Matrix Shifts in Electronic Spectra
The range of tunability of visible and ultraviolet lasers, like that of infrared lasers, is limited. Therefore, a preliminary survey using conventional gas-phase and/or matrix-isolation spectroscopic studies is often desirable. A comparison of the positions of the electronic band origins of diatomic molecules in the gas phase and in rare-gas and nitrogen matrices has been published [20]. As in the determination of ground-state vibrational energy levels, neon is the matrix material of choice, with a sharp maximum at 0.0% in the distribution of matrix deviations for valence transitions of covalently bonded molecules. In argon-matrix observations, most such band origins are shifted by less than 2% from the gas-phase values. At the somewhat higher temperatures often used for electronic spectral observations in matrices of the heavier rare gases or of nitrogen, relatively broad phonon bands become prominent. The blue shift of the phonon maximum from the zero-phonon line in absorption measurements, and the red shift in emission measurements, typically amount to approximately 1 to 1.5%. Rydberg transitions of molecules in matrices often are greatly broadened and experience much larger shifts. Further details of the behavior of electronic transitions of matrix-isolated molecules have previously been discussed [3,8,20].
Guide to the Compilation
Considerable effort has been expended to provide a critical evaluation of the data. However, for many species the available data are meager. The identities of some species have been proposed on the basis of chemical evidence. While such evidence may be quite compelling, it is not definitive. Many examples could be cited in which a spectrum was later reassigned to characteristic impurities in the sample. Where chemical evidence has provided a reasonable basis for the assignment of vibrational or electronic bands to a transient molecule, data have been included in this compilation, in the hope that further testing of the assignment will be facilitated.

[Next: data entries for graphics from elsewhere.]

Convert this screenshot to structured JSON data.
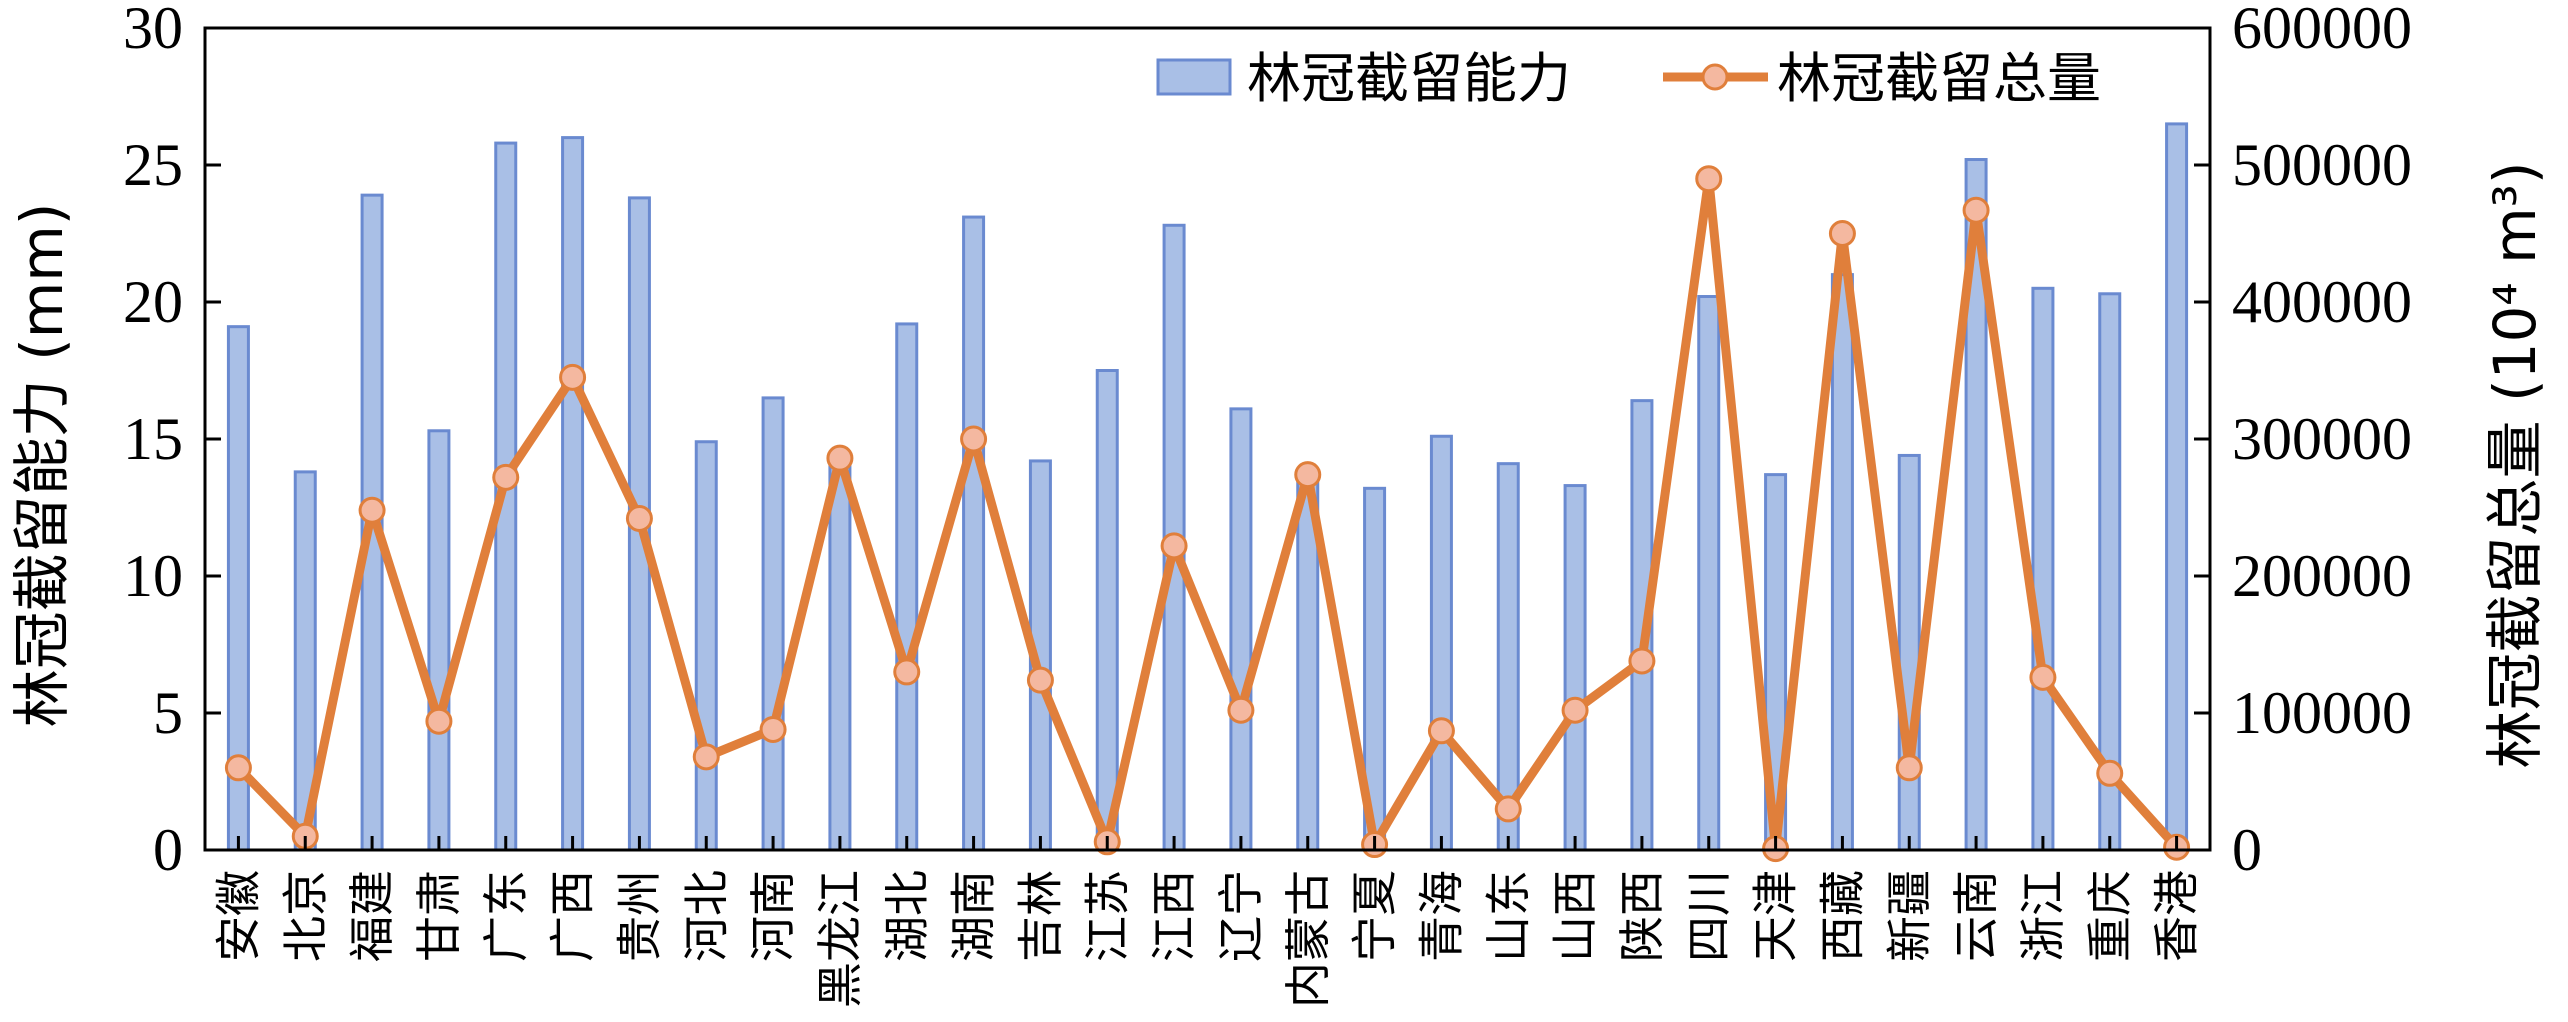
{
  "chart_data": {
    "type": "bar",
    "categories": [
      "安徽",
      "北京",
      "福建",
      "甘肃",
      "广东",
      "广西",
      "贵州",
      "河北",
      "河南",
      "黑龙江",
      "湖北",
      "湖南",
      "吉林",
      "江苏",
      "江西",
      "辽宁",
      "内蒙古",
      "宁夏",
      "青海",
      "山东",
      "山西",
      "陕西",
      "四川",
      "天津",
      "西藏",
      "新疆",
      "云南",
      "浙江",
      "重庆",
      "香港"
    ],
    "series": [
      {
        "name": "林冠截留能力",
        "kind": "bar",
        "axis": "left",
        "values": [
          19.1,
          13.8,
          23.9,
          15.3,
          25.8,
          26.0,
          23.8,
          14.9,
          16.5,
          14.0,
          19.2,
          23.1,
          14.2,
          17.5,
          22.8,
          16.1,
          13.5,
          13.2,
          15.1,
          14.1,
          13.3,
          16.4,
          20.2,
          13.7,
          21.0,
          14.4,
          25.2,
          20.5,
          20.3,
          26.5
        ],
        "color": "#a9bfe6",
        "edge_color": "#6a8ad0"
      },
      {
        "name": "林冠截留总量",
        "kind": "line",
        "axis": "right",
        "values": [
          60000,
          10000,
          248000,
          94000,
          272000,
          345000,
          242000,
          68000,
          88000,
          286000,
          130000,
          300000,
          124000,
          6000,
          222000,
          102000,
          274000,
          4000,
          87000,
          30000,
          102000,
          138000,
          490000,
          1000,
          450000,
          60000,
          467000,
          126000,
          56000,
          2000
        ],
        "color": "#e07f3b",
        "marker_fill": "#f4b8a0",
        "marker_edge": "#e07f3b"
      }
    ],
    "ylabel": "林冠截留能力 (mm)",
    "ylabel_right": "林冠截留总量 (10⁴ m³)",
    "ylim": [
      0,
      30
    ],
    "ylim_right": [
      0,
      600000
    ],
    "yticks": [
      "0",
      "5",
      "10",
      "15",
      "20",
      "25",
      "30"
    ],
    "yticks_right": [
      "0",
      "100000",
      "200000",
      "300000",
      "400000",
      "500000",
      "600000"
    ],
    "legend_position": "top-right",
    "grid": false
  }
}
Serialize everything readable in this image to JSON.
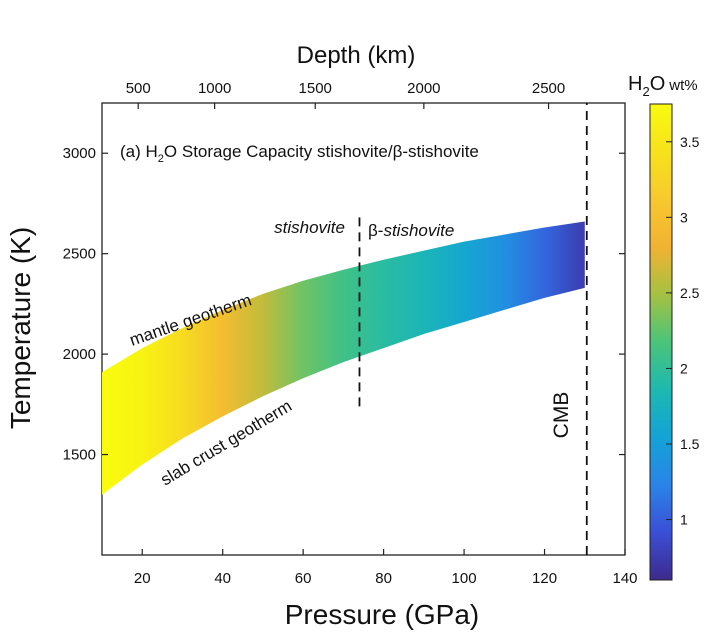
{
  "chart_data": {
    "type": "heatmap",
    "title": "(a) H2O Storage Capacity stishovite/β-stishovite",
    "title_parts": {
      "prefix": "(a) H",
      "sub": "2",
      "suffix": "O Storage Capacity stishovite/β-stishovite"
    },
    "xlabel": "Pressure (GPa)",
    "ylabel": "Temperature (K)",
    "top_xlabel": "Depth (km)",
    "xlim": [
      10,
      140
    ],
    "ylim": [
      1000,
      3250
    ],
    "xticks": [
      20,
      40,
      60,
      80,
      100,
      120,
      140
    ],
    "yticks": [
      1500,
      2000,
      2500,
      3000
    ],
    "top_ticks": [
      {
        "label": "500",
        "pressure": 19
      },
      {
        "label": "1000",
        "pressure": 38
      },
      {
        "label": "1500",
        "pressure": 63
      },
      {
        "label": "2000",
        "pressure": 90
      },
      {
        "label": "2500",
        "pressure": 121
      }
    ],
    "colorbar": {
      "title_prefix": "H",
      "title_sub": "2",
      "title_suffix": "O",
      "title_unit": "wt%",
      "range": [
        0.6,
        3.75
      ],
      "ticks": [
        "1",
        "1.5",
        "2",
        "2.5",
        "3",
        "3.5"
      ],
      "colormap": [
        "#3e2a8c",
        "#3a4fd6",
        "#2a84e8",
        "#13a3d6",
        "#1db9b0",
        "#4bc47a",
        "#a6c142",
        "#f2b232",
        "#f7c92e",
        "#f7e21c",
        "#f9fb0e"
      ]
    },
    "mantle_geotherm": {
      "x": [
        10,
        20,
        30,
        40,
        50,
        60,
        70,
        80,
        90,
        100,
        110,
        120,
        130
      ],
      "y": [
        1910,
        2030,
        2130,
        2220,
        2300,
        2365,
        2420,
        2470,
        2515,
        2560,
        2595,
        2630,
        2660
      ]
    },
    "slab_crust_geotherm": {
      "x": [
        10,
        20,
        30,
        40,
        50,
        60,
        70,
        80,
        90,
        100,
        110,
        120,
        130
      ],
      "y": [
        1300,
        1450,
        1580,
        1690,
        1790,
        1880,
        1960,
        2030,
        2100,
        2160,
        2220,
        2280,
        2330
      ]
    },
    "h2o_wt_pct": {
      "x": [
        10,
        20,
        30,
        40,
        50,
        60,
        70,
        80,
        90,
        100,
        110,
        120,
        130
      ],
      "values": [
        3.75,
        3.65,
        3.35,
        2.95,
        2.6,
        2.3,
        2.1,
        1.95,
        1.8,
        1.6,
        1.35,
        1.05,
        0.75
      ]
    },
    "phase_boundary": {
      "x": 74,
      "y_range": [
        1740,
        2690
      ]
    },
    "cmb": {
      "x": 130.5,
      "y_range": [
        1000,
        3250
      ]
    },
    "annotations": {
      "stishovite": "stishovite",
      "beta_stishovite_prefix": "β-",
      "beta_stishovite_suffix": "stishovite",
      "mantle_geotherm": "mantle geotherm",
      "slab_crust_geotherm": "slab crust geotherm",
      "cmb": "CMB"
    }
  }
}
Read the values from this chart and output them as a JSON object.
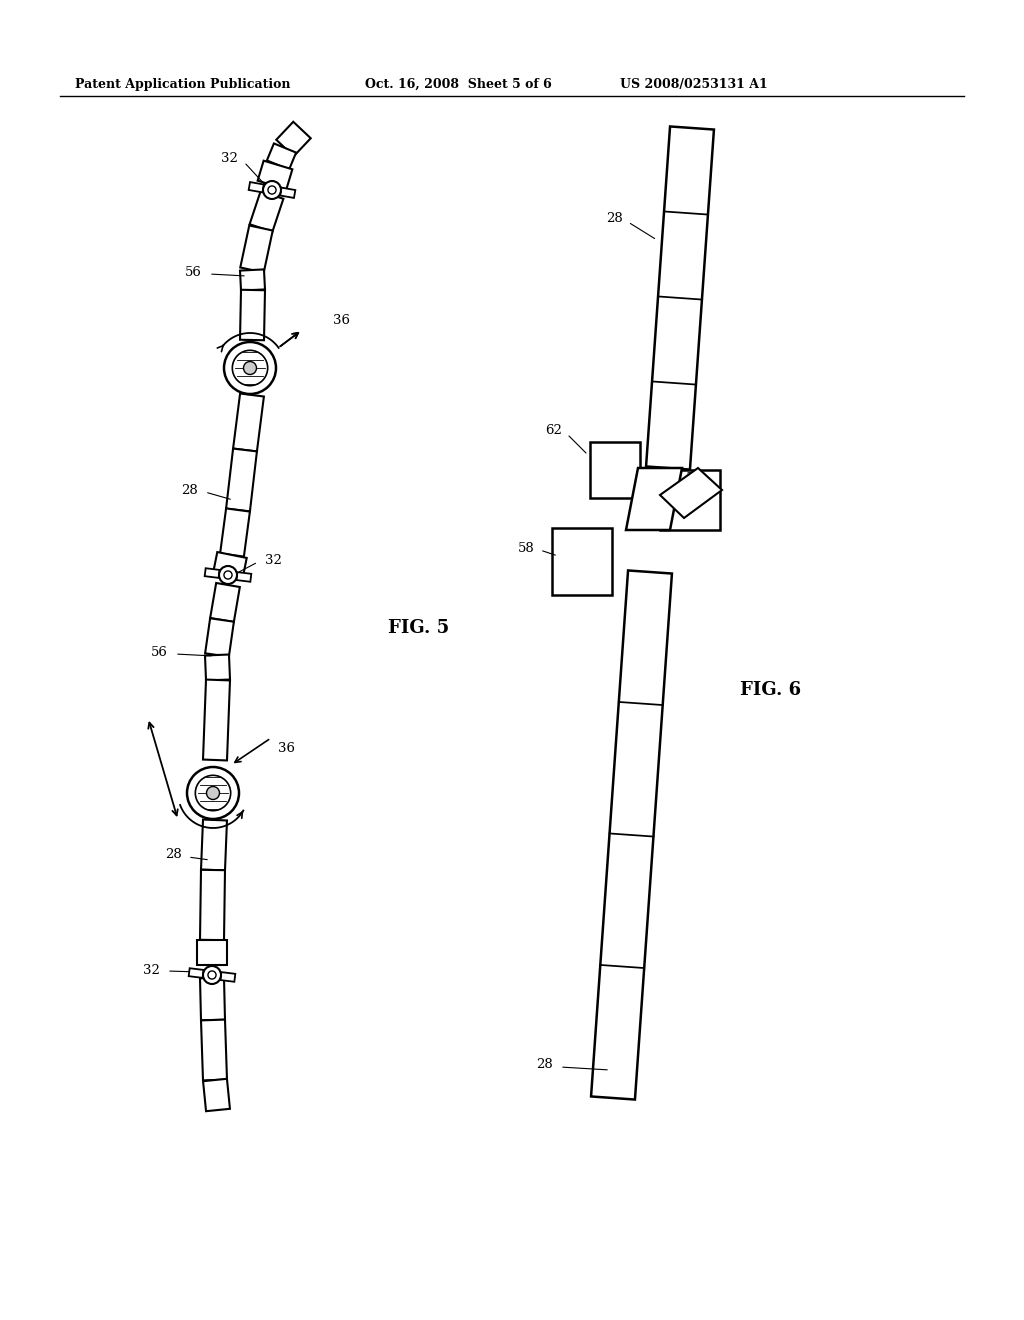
{
  "background_color": "#ffffff",
  "header_left": "Patent Application Publication",
  "header_center": "Oct. 16, 2008  Sheet 5 of 6",
  "header_right": "US 2008/0253131 A1",
  "fig5_label": "FIG. 5",
  "fig6_label": "FIG. 6"
}
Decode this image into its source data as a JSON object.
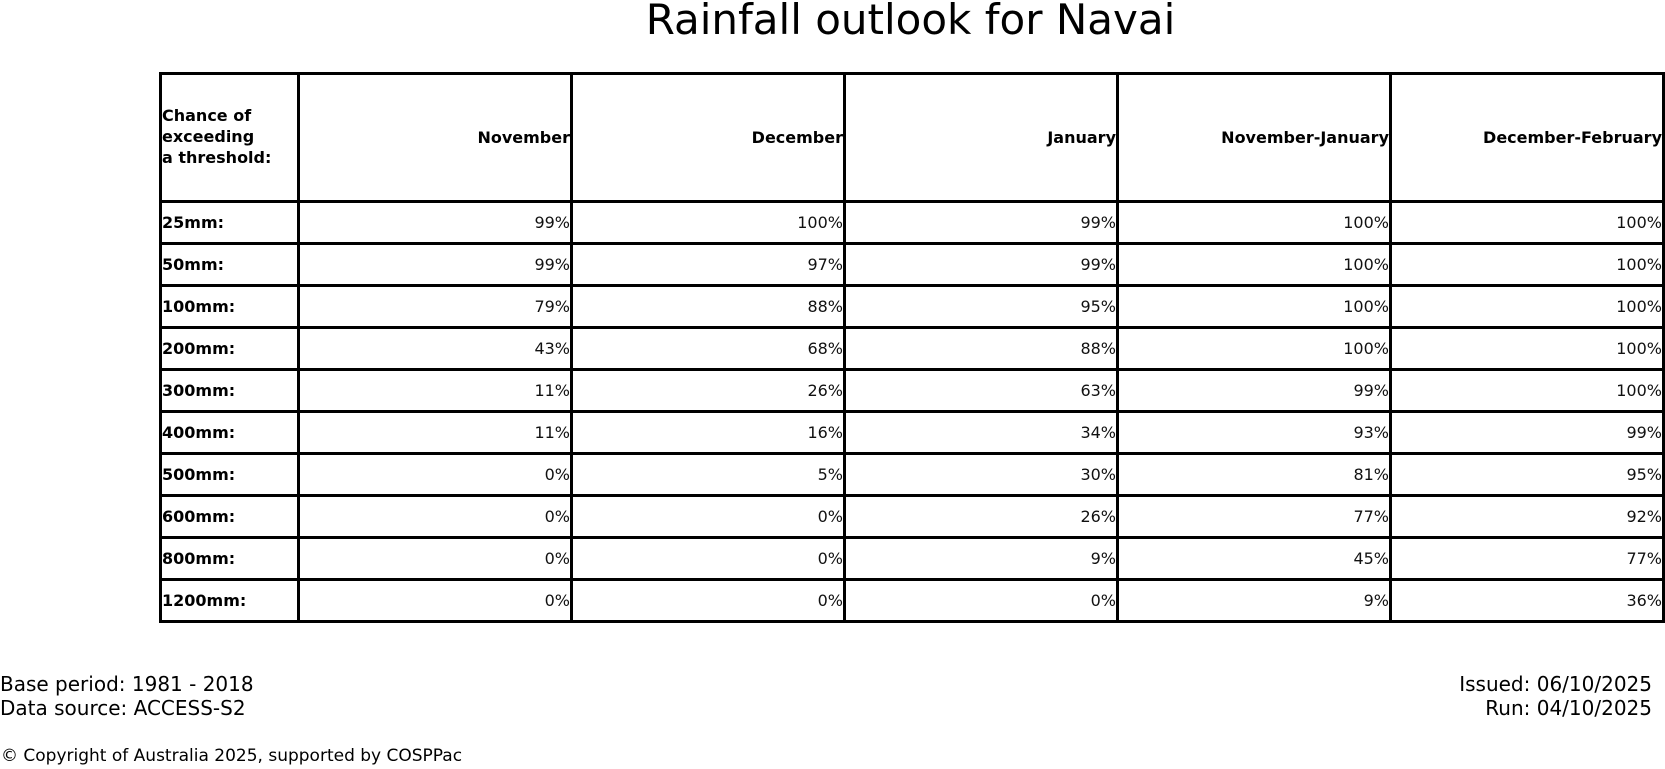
{
  "title": "Rainfall outlook for Navai",
  "chart_data": {
    "type": "table",
    "title": "Rainfall outlook for Navai",
    "corner_header": "Chance of\nexceeding\na threshold:",
    "columns": [
      "November",
      "December",
      "January",
      "November-January",
      "December-February"
    ],
    "rows": [
      {
        "label": "25mm:",
        "values": [
          "99%",
          "100%",
          "99%",
          "100%",
          "100%"
        ]
      },
      {
        "label": "50mm:",
        "values": [
          "99%",
          "97%",
          "99%",
          "100%",
          "100%"
        ]
      },
      {
        "label": "100mm:",
        "values": [
          "79%",
          "88%",
          "95%",
          "100%",
          "100%"
        ]
      },
      {
        "label": "200mm:",
        "values": [
          "43%",
          "68%",
          "88%",
          "100%",
          "100%"
        ]
      },
      {
        "label": "300mm:",
        "values": [
          "11%",
          "26%",
          "63%",
          "99%",
          "100%"
        ]
      },
      {
        "label": "400mm:",
        "values": [
          "11%",
          "16%",
          "34%",
          "93%",
          "99%"
        ]
      },
      {
        "label": "500mm:",
        "values": [
          "0%",
          "5%",
          "30%",
          "81%",
          "95%"
        ]
      },
      {
        "label": "600mm:",
        "values": [
          "0%",
          "0%",
          "26%",
          "77%",
          "92%"
        ]
      },
      {
        "label": "800mm:",
        "values": [
          "0%",
          "0%",
          "9%",
          "45%",
          "77%"
        ]
      },
      {
        "label": "1200mm:",
        "values": [
          "0%",
          "0%",
          "0%",
          "9%",
          "36%"
        ]
      }
    ],
    "values_percent": [
      [
        99,
        100,
        99,
        100,
        100
      ],
      [
        99,
        97,
        99,
        100,
        100
      ],
      [
        79,
        88,
        95,
        100,
        100
      ],
      [
        43,
        68,
        88,
        100,
        100
      ],
      [
        11,
        26,
        63,
        99,
        100
      ],
      [
        11,
        16,
        34,
        93,
        99
      ],
      [
        0,
        5,
        30,
        81,
        95
      ],
      [
        0,
        0,
        26,
        77,
        92
      ],
      [
        0,
        0,
        9,
        45,
        77
      ],
      [
        0,
        0,
        0,
        9,
        36
      ]
    ]
  },
  "footer": {
    "base_period": "Base period: 1981 - 2018",
    "data_source": "Data source: ACCESS-S2",
    "issued": "Issued: 06/10/2025",
    "run": "Run: 04/10/2025",
    "copyright": "© Copyright of Australia 2025, supported by COSPPac"
  },
  "colors": {
    "text": "#000000",
    "border": "#000000",
    "background": "#ffffff"
  }
}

While every effort has been made to make these tables as complete as possible, for various reasons omissions do occur. There remains some selectivity in the coverage of electronic spectral data for larger molecules. Where low-resolution photoelectron spectral data have been superseded by spectroscopic observations with appreciably higher resolution and greater precision, often the photoelectron data have not been cited. Candidate molecules or energy levels may also have been inadvertently omitted. Suggestions of additions or needed revisions to the data to be included in subsequent extensions of this database are welcome, as are inquiries regarding new data added after the cutoff date for this compilation.